Comme le rappelle la Cour dans cet arrêt, il est de jurisprudence constante qu’une restriction par effet est une restriction qui n’est pas anticoncurrentielle par l’objet, mais qui a pour effet potentiel ou actuel d’empêcher, de restreindre ou de fausser le jeu de la concurrence sur le marché intérieur, et cela de manière sensible.
Les modalités d’examen des restrictions par effet passent, selon la jurisprudence antérieure, par une analyse du scenario contrefactuel, c’est-à-dire une analyse de la situation telle qu’elle serait si l’accord, la décision d’association ou la pratique concertée n’existait pas. Ce scénario contrefactuel doit être réaliste et crédible (CJUE, 27 juin 2024, aff. C-176/19).
Ce sont justement les modalités de l’analyse des restrictions par effet et de leur appréciation par le biais du scenario contrefactuel qui ont fait l’objet de l’arrêt commenté, rendu à la suite d’une question préjudicielle adressée à la Cour de justice par la cour administrative régionale de Lettonie, dans le cadre d’un litige opposant le Conseil de la concurrence de la Lettonie et les sociétés KIA Auto et TALLINNA KAUBAMAJA GRUPP.
Les sociétés contestaient la décision de l’autorité de la concurrence qui avait retenu l’existence d’un accord restrictif de concurrence par effet. En effet, les sociétés contestaient les modalités d’appréciation du caractère anticoncurrentiel de l’accord, l’autorité n’ayant pas démontré des effets réels du comportement anticoncurrentiel, mais seulement des effets potentiels.
Deux questions se posaient dans cet arrêt de la Cour de Justice de l’Union Européenne, toutes deux relatives aux modalités d’appréciation des effets anticoncurrentiels du comportement.
La première question soulevée était de savoir si l'autorité de concurrence d'un État membre, lorsqu'elle examine un accord, était tenue de démontrer l'existence d'effets restrictifs concrets et réels sur la concurrence. De cette interrogation découlait une seconde question : la démonstration d'effets restrictifs potentiels suffit-elle à établir le caractère anticoncurrentiel d'un comportement ?
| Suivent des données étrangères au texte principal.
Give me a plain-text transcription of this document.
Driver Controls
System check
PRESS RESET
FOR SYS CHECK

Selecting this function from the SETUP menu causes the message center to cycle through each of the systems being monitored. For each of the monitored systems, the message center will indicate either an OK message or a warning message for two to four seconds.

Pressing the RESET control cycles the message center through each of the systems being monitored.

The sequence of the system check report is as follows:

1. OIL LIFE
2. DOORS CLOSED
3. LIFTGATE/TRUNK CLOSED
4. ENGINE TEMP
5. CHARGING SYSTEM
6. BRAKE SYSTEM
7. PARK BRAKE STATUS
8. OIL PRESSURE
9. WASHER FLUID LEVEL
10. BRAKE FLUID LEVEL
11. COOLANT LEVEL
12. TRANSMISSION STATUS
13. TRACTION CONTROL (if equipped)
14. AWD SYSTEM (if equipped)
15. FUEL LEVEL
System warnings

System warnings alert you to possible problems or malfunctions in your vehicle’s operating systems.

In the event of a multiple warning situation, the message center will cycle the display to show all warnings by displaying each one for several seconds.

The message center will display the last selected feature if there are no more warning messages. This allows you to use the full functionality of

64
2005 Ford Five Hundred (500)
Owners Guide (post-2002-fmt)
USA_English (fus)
La Cour répond de façon claire et en s’appuyant sur sa jurisprudence antérieure que « le caractère à la fois réaliste et crédible du scénario contrefactuel ne remet pas en cause la possibilité de tenir compte des effets purement potentiels d’un accord entre entreprises pour rechercher s’il est constitutif d’une restriction de la concurrence par effet. À cet égard, la Cour a notamment jugé que le fait de considérer que, lorsqu’un accord entre entreprises a été mis en oeuvre, il ne pourrait pas être tenu compte des effets potentiels de cet accord pour apprécier ses effets restrictifs de concurrence méconnaîtrait tout à la fois les caractéristiques de la méthode contrefactuelle inhérente à l’appréciation d’une restriction de concurrence par effet ainsi que la jurisprudence selon laquelle les effets restrictifs de concurrence peuvent être tant actuels que potentiels mais doivent être suffisamment sensibles ».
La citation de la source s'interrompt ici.